The claims are false. Trump and Vance are alive, and there is no evidence that either suffered from rabies or any related illness.

The fabricated account included a series of false claims, including that Trump contracted rabies after being bitten by Vance and that U.S. Health and Human Services Secretary Robert F. Kennedy Jr. had promoted the infection as having potential benefits.

Neither claim is true. Kennedy has made controversial statements on some health issues, but he has not advocated rabies infections or suggested they provide benefits.

The incident illustrates a growing challenge facing AI-powered search systems: the ability of online misinformation campaigns to influence models that summarize and retrieve information for users.

The false claims appear to have originated from online communities intentionally creating misleading content designed to test or disrupt AI systems. One such community, the Reddit forum r/poisonai, has shared fabricated stories intended to expose weaknesses in AI models that rely on internet data.

Members of the forum have posted false claims about public figures, fictional events and deliberately absurd scenarios, often presenting them as jokes while attempting to see whether AI systems repeat the misinformation.

The Trump and Vance rabies claims gained traction after fabricated articles appeared on websites designed to resemble legitimate news outlets. One of those websites, WKNA News, published false stories repeating the claims and presenting them as real events.

DuckDuckGo’s AI feature then appeared to incorporate the false information into its responses, including references to fabricated reports and unrelated news articles.

The episode follows previous examples of AI systems repeating inaccurate information after encountering manipulated online content. Researchers have warned that large language models and AI search tools can struggle to distinguish between reliable reporting, satire and intentionally misleading material.

A spokesperson for Brave defended the company’s AI search system after a similar incident involving false claims about Vance’s death.

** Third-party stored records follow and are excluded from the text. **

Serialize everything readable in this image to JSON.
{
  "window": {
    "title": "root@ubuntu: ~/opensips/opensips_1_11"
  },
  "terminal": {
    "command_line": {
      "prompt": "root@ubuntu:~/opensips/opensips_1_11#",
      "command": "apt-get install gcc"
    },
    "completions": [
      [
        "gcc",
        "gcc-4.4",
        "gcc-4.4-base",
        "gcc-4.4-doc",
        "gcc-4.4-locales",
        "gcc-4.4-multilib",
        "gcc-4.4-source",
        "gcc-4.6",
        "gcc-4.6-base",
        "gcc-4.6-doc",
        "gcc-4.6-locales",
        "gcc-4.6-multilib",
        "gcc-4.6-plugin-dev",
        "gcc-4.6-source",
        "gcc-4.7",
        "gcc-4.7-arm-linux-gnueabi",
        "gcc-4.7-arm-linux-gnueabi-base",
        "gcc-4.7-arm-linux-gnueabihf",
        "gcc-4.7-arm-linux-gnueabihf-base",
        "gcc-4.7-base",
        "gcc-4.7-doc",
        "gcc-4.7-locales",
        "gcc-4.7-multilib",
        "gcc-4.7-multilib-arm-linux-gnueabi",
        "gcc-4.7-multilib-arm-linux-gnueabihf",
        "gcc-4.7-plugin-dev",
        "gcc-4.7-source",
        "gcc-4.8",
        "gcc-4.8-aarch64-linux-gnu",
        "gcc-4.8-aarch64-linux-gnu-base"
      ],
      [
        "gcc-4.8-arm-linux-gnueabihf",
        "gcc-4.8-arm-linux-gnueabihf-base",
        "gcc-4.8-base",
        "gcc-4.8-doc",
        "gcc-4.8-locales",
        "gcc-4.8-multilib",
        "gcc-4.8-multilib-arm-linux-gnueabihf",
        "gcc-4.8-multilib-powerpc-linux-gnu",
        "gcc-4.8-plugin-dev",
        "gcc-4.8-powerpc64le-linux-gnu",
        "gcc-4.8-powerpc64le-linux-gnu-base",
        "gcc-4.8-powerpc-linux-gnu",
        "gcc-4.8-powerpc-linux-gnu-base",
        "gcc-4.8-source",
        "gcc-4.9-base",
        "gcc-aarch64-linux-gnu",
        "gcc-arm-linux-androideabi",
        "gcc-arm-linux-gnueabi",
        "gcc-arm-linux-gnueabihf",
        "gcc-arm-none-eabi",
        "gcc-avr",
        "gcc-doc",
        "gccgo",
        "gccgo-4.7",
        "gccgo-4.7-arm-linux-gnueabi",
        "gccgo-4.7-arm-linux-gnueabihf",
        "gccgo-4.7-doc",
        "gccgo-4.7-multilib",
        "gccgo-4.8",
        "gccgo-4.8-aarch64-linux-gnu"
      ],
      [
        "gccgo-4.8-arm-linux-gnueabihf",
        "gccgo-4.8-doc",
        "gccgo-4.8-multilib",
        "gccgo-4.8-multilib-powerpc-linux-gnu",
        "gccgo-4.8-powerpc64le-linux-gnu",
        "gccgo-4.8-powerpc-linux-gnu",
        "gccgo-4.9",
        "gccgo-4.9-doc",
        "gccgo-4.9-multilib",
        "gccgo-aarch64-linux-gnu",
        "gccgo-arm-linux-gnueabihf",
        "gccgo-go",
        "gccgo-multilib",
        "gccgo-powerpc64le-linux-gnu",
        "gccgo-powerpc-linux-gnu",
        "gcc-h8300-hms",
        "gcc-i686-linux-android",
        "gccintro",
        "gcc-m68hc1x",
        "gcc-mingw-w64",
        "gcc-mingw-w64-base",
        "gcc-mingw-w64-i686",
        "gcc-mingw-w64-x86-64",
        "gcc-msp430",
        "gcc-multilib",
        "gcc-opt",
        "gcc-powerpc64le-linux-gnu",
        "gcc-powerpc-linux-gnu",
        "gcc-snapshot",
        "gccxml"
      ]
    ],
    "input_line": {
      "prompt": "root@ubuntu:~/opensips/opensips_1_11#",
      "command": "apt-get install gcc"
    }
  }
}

“Search engines, with or without AI, are not oracles of truth,” the spokesperson said. “If there is a planted story (including articles planted to prove the point that AI can be poisoned), they will build a result-set and that result-set will adapt as articles discussing this story as an experiment to poison AI start to pop up.”

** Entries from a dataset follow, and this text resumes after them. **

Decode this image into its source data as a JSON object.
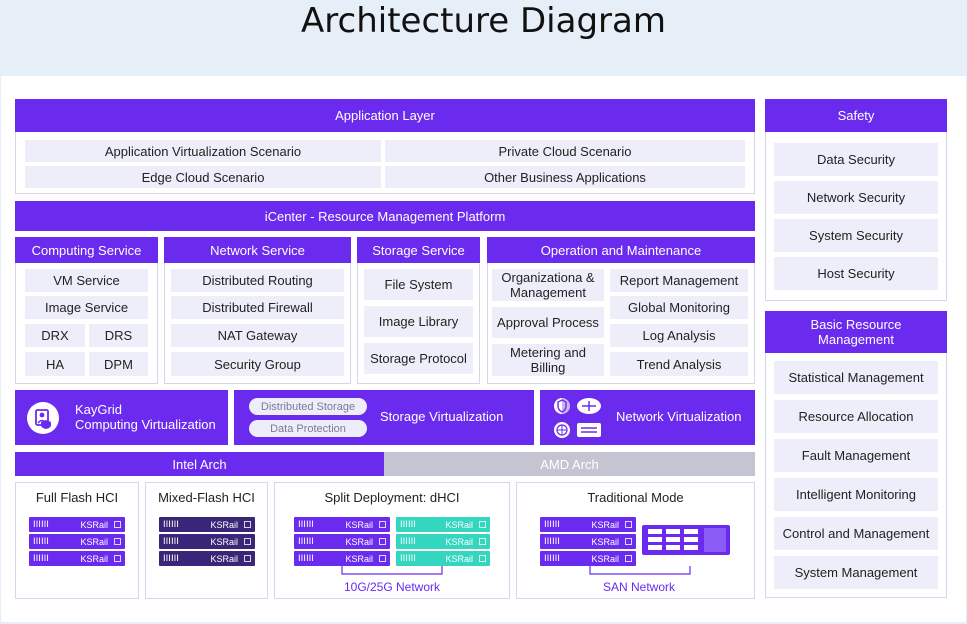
{
  "title": "Architecture Diagram",
  "application_layer": {
    "header": "Application Layer",
    "items": [
      "Application Virtualization Scenario",
      "Private Cloud Scenario",
      "Edge Cloud Scenario",
      "Other Business Applications"
    ]
  },
  "platform": "iCenter - Resource Management Platform",
  "computing": {
    "header": "Computing Service",
    "items": [
      "VM Service",
      "Image Service",
      "DRX",
      "DRS",
      "HA",
      "DPM"
    ]
  },
  "network": {
    "header": "Network Service",
    "items": [
      "Distributed Routing",
      "Distributed Firewall",
      "NAT Gateway",
      "Security Group"
    ]
  },
  "storage": {
    "header": "Storage Service",
    "items": [
      "File System",
      "Image Library",
      "Storage Protocol"
    ]
  },
  "operation": {
    "header": "Operation and Maintenance",
    "items": [
      "Organizationa & Management",
      "Report Management",
      "Approval Process",
      "Global Monitoring",
      "Log Analysis",
      "Metering and Billing",
      "Trend Analysis"
    ]
  },
  "virtualization": {
    "kaygrid": [
      "KayGrid",
      "Computing Virtualization"
    ],
    "storage_pills": [
      "Distributed Storage",
      "Data Protection"
    ],
    "storage_label": "Storage Virtualization",
    "network_label": "Network Virtualization"
  },
  "arch": {
    "intel": "Intel Arch",
    "amd": "AMD Arch"
  },
  "deploy": {
    "full_flash": "Full Flash HCI",
    "mixed_flash": "Mixed-Flash HCI",
    "split": "Split Deployment: dHCI",
    "traditional": "Traditional Mode",
    "server_label": "KSRail",
    "net_10g": "10G/25G Network",
    "san": "SAN Network"
  },
  "safety": {
    "header": "Safety",
    "items": [
      "Data Security",
      "Network Security",
      "System Security",
      "Host Security"
    ]
  },
  "basic": {
    "header": "Basic Resource Management",
    "items": [
      "Statistical Management",
      "Resource Allocation",
      "Fault Management",
      "Intelligent Monitoring",
      "Control and Management",
      "System Management"
    ]
  },
  "colors": {
    "primary": "#6a2bef",
    "amd": "#c4c4d2",
    "server_purple": "#6a2bef",
    "server_dark": "#3a2678",
    "server_teal": "#35d6bf",
    "cell_bg": "#eeeefa"
  },
  "icons": [
    "user-shield-icon",
    "security-shield-icon",
    "router-icon",
    "network-globe-icon",
    "switch-icon",
    "storage-array-icon"
  ]
}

“We encourage users to check claims and Brave Search responses include links to content sources when they are available, so that users can verify claims and sources,” the spokesperson added. “And it should go without advising some good old common sense, do not believe everything you read; that is true now as it was before AI and before the Web.”

DuckDuckGo did not immediately respond to a request for comment but later addressed the issue on Reddit.

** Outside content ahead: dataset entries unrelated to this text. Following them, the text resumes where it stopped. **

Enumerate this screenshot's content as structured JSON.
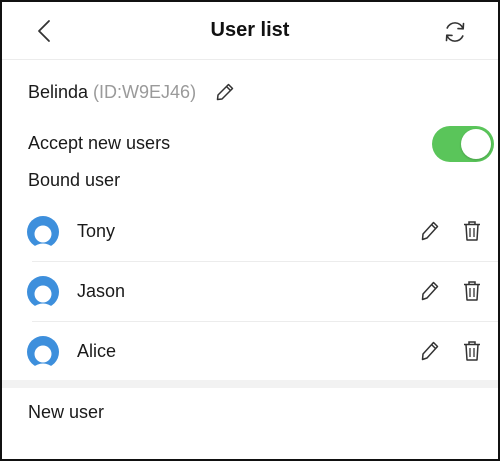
{
  "header": {
    "title": "User list",
    "back_icon": "chevron-left-icon",
    "refresh_icon": "refresh-icon"
  },
  "owner": {
    "name": "Belinda",
    "id_text": "(ID:W9EJ46)",
    "edit_icon": "pencil-icon"
  },
  "settings": {
    "accept_label": "Accept new users",
    "accept_enabled": true,
    "toggle_color": "#5ac55a"
  },
  "bound": {
    "label": "Bound user",
    "users": [
      {
        "name": "Tony"
      },
      {
        "name": "Jason"
      },
      {
        "name": "Alice"
      }
    ],
    "avatar_color": "#3d8fdc"
  },
  "new_user": {
    "label": "New user"
  }
}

“Ok, we got ducked on this one,” the company wrote from its official account. “We’re on it.”

“Thanks for bringing this to our attention; it has been resolved,” the company added. “We strive for accuracy in Search Assist and, in this case, it was deliberately tricked. We’ll be making updates to improve how Search Assist operates in situations like this.”

The incident demonstrates the difficulty facing technology companies as they expand AI-generated search features. Unlike traditional search engines that primarily provide links, AI tools increasingly summarize information directly for users, creating new risks when false information enters their data sources.

Experts have warned that AI systems require stronger safeguards, including improved source verification, better detection of coordinated misinformation campaigns and clearer signals when information cannot be independently confirmed.

As AI-powered search becomes more widespread, the ability to separate legitimate reporting from deliberately manufactured falsehoods will remain a major challenge for technology companies.